Magic believes that track cycling is a very pure form of cycling and spending time in the velodrome is a great place to learn the essential skills of the sport I love. “You learn to ride the fine lines, you learn about steering gently and pedalling efficiently. You learn to find a good position to ride faster and, due to fixed gear, on the track you usually pedal at a higher cadence which is good for your motion skills.”
It’s rather wonderful following an ex-pro around the track in the comfort of his wind-shadow. The first 20 minute session is pure pleasure. There is something very meditative about turning smooth circles, with just the sounds of our own wheels turning and the rubber on the wooden boards. I am cycling fast, not coasting, but within myself, feeling and enjoying the experience with my whole body.

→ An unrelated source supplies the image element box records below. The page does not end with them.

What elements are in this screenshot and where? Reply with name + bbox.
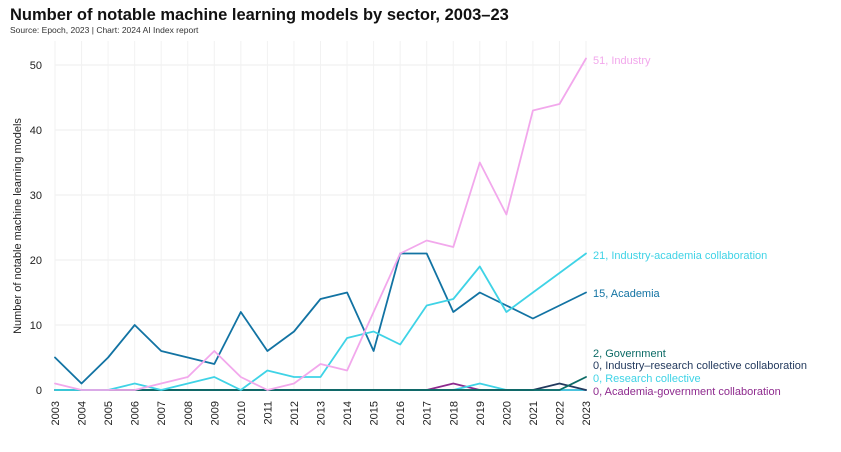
y-tick-label: 40 (30, 125, 42, 137)
y-tick-label: 0 (36, 385, 42, 397)
x-tick-label: 2023 (581, 401, 593, 425)
grid-lines (54, 41, 587, 391)
y-axis-label: Number of notable machine learning model… (12, 118, 24, 334)
x-tick-label: 2012 (289, 401, 301, 425)
series-lines (54, 57, 587, 391)
x-tick-label: 2008 (183, 401, 195, 425)
x-tick-label: 2014 (342, 401, 354, 425)
x-tick-label: 2015 (369, 401, 381, 425)
y-tick-label: 30 (30, 190, 42, 202)
series-label-government: 2, Government (593, 348, 666, 360)
series-end-labels: 51, Industry 21, Industry-academia collab… (593, 55, 807, 398)
x-tick-label: 2020 (501, 401, 513, 425)
x-tick-label: 2011 (262, 401, 274, 425)
x-tick-label: 2013 (316, 401, 328, 425)
series-label-academia: 15, Academia (593, 288, 661, 300)
series-label-industry-academia-collaboration: 21, Industry-academia collaboration (593, 250, 767, 262)
series-line-industry-academia-collaboration (54, 252, 587, 391)
y-axis-ticks: 0 10 20 30 40 50 (30, 60, 42, 397)
series-line-government (54, 376, 587, 391)
series-label-industry-research-collective-collaboration: 0, Industry–research collective collabor… (593, 360, 807, 372)
x-tick-label: 2021 (528, 401, 540, 425)
x-tick-label: 2006 (130, 401, 142, 425)
x-tick-label: 2003 (50, 401, 62, 425)
x-tick-label: 2007 (156, 401, 168, 425)
x-tick-label: 2017 (422, 401, 434, 425)
series-label-academia-government-collaboration: 0, Academia-government collaboration (593, 386, 781, 398)
series-line-academia (54, 252, 587, 385)
series-line-industry (54, 57, 587, 391)
series-label-research-collective: 0, Research collective (593, 373, 701, 385)
x-tick-label: 2016 (395, 401, 407, 425)
x-tick-label: 2022 (554, 401, 566, 425)
y-tick-label: 10 (30, 320, 42, 332)
x-tick-label: 2010 (236, 401, 248, 425)
x-tick-label: 2019 (475, 401, 487, 425)
y-tick-label: 50 (30, 60, 42, 72)
y-tick-label: 20 (30, 255, 42, 267)
x-tick-label: 2004 (77, 401, 89, 425)
x-tick-label: 2018 (448, 401, 460, 425)
x-axis-ticks: 2003 2004 2005 2006 2007 2008 2009 2010 2011 2012… (50, 401, 593, 425)
x-tick-label: 2005 (103, 401, 115, 425)
x-tick-label: 2009 (209, 401, 221, 425)
series-label-industry: 51, Industry (593, 55, 651, 67)
chart-title: Number of notable machine learning model… (10, 6, 509, 24)
chart-subtitle: Source: Epoch, 2023 | Chart: 2024 AI Ind… (10, 25, 199, 35)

But on our second expedition up the wooden boards, Magic shows me how to switch the lead; the front rider climbing higher up the boards to let the rider behind nip through smoothly on the inside. In front just two 250m laps seem like hard work, partly because I can’t gauge my own speed and end up in the red, pedalling a full 10km per hour faster than I would need to. After a few exchanges, I am red in the face and calling for a water break.
"Power and Finesse"
Which gives me time to ask what makes a good track cyclist? “You have to have finesse. You need the tactical skills,” says Magic, “It is a combination of raw power and pure speeds and the mental ability to dig deep.”

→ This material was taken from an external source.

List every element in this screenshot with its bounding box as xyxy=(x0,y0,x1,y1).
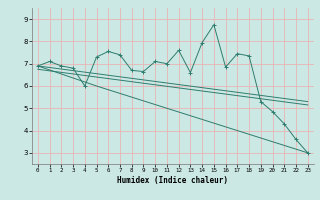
X-axis label: Humidex (Indice chaleur): Humidex (Indice chaleur) xyxy=(117,176,228,185)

There is a great intensity in this form of cycling and Magic says in his first major competition the sustained effort hurt so much he wanted to hand back his bike and never enter a velodrome again: “But then when I have recovered a little bit I realized I had the ability to go really fast. It’s an addiction.”
(things can go wrong)
We talk about the Olympics and my cycling heroes: track sprinter Chris Hoy, winner of seven Olympic medals of which six were gold. Hoy admits that he would have to lie immobile on the floor after his high intensity training sessions.

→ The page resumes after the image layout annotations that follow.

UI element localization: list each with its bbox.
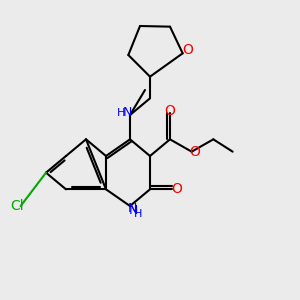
Text: O: O [189, 145, 200, 159]
Text: N: N [128, 205, 138, 218]
Text: N: N [127, 202, 137, 214]
Text: H: H [134, 209, 142, 219]
Text: O: O [182, 43, 193, 57]
Text: Cl: Cl [10, 199, 23, 213]
Text: H: H [117, 108, 125, 118]
Text: O: O [171, 182, 182, 196]
Text: O: O [165, 104, 176, 118]
Text: N: N [122, 106, 132, 119]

“That’s things that people don’t see,” says Magic: “The shorter a race or training is, the more precise it has to be, the more focussed you have to be.” He says the mental pressures of the sprint races are enormous. “Imagine you have just 4 laps on the track, just one thousand metres, to justify your existence as a cyclist. One tiny mistake and you can miss a medal by a few thousands of a second.”
There’s just enough time and just enough energy for one more lap – and this time I am determined to give in my all. For ten minutes were work on flow and an efficient line, tight on the corners and higher on the straights. Then it is time for some sprinting. There are over 7,000 seats in this stadium in the Prater – all empty today. But I imagine this is the Olympics and they are all full, cheering on the duo Berein and Cummins from the new EU-country of Austro-Britagne (good at skiing and cricket). Magic leads out the pace for two quick laps and then leaves space for Cummins bursting through on the inside..
Three or four of these changes are plenty – I am only an Olympian in my fantasy - we slow down and start cruising towards a halt, gently pushing back on the pedals until we come to a standstill. My first track session is over, I can now sit on the sofa in front of the Olympics, nibbling nachos with authority. I haven’t won a medal but I might be asking my bank manager whether I can afford a new bike.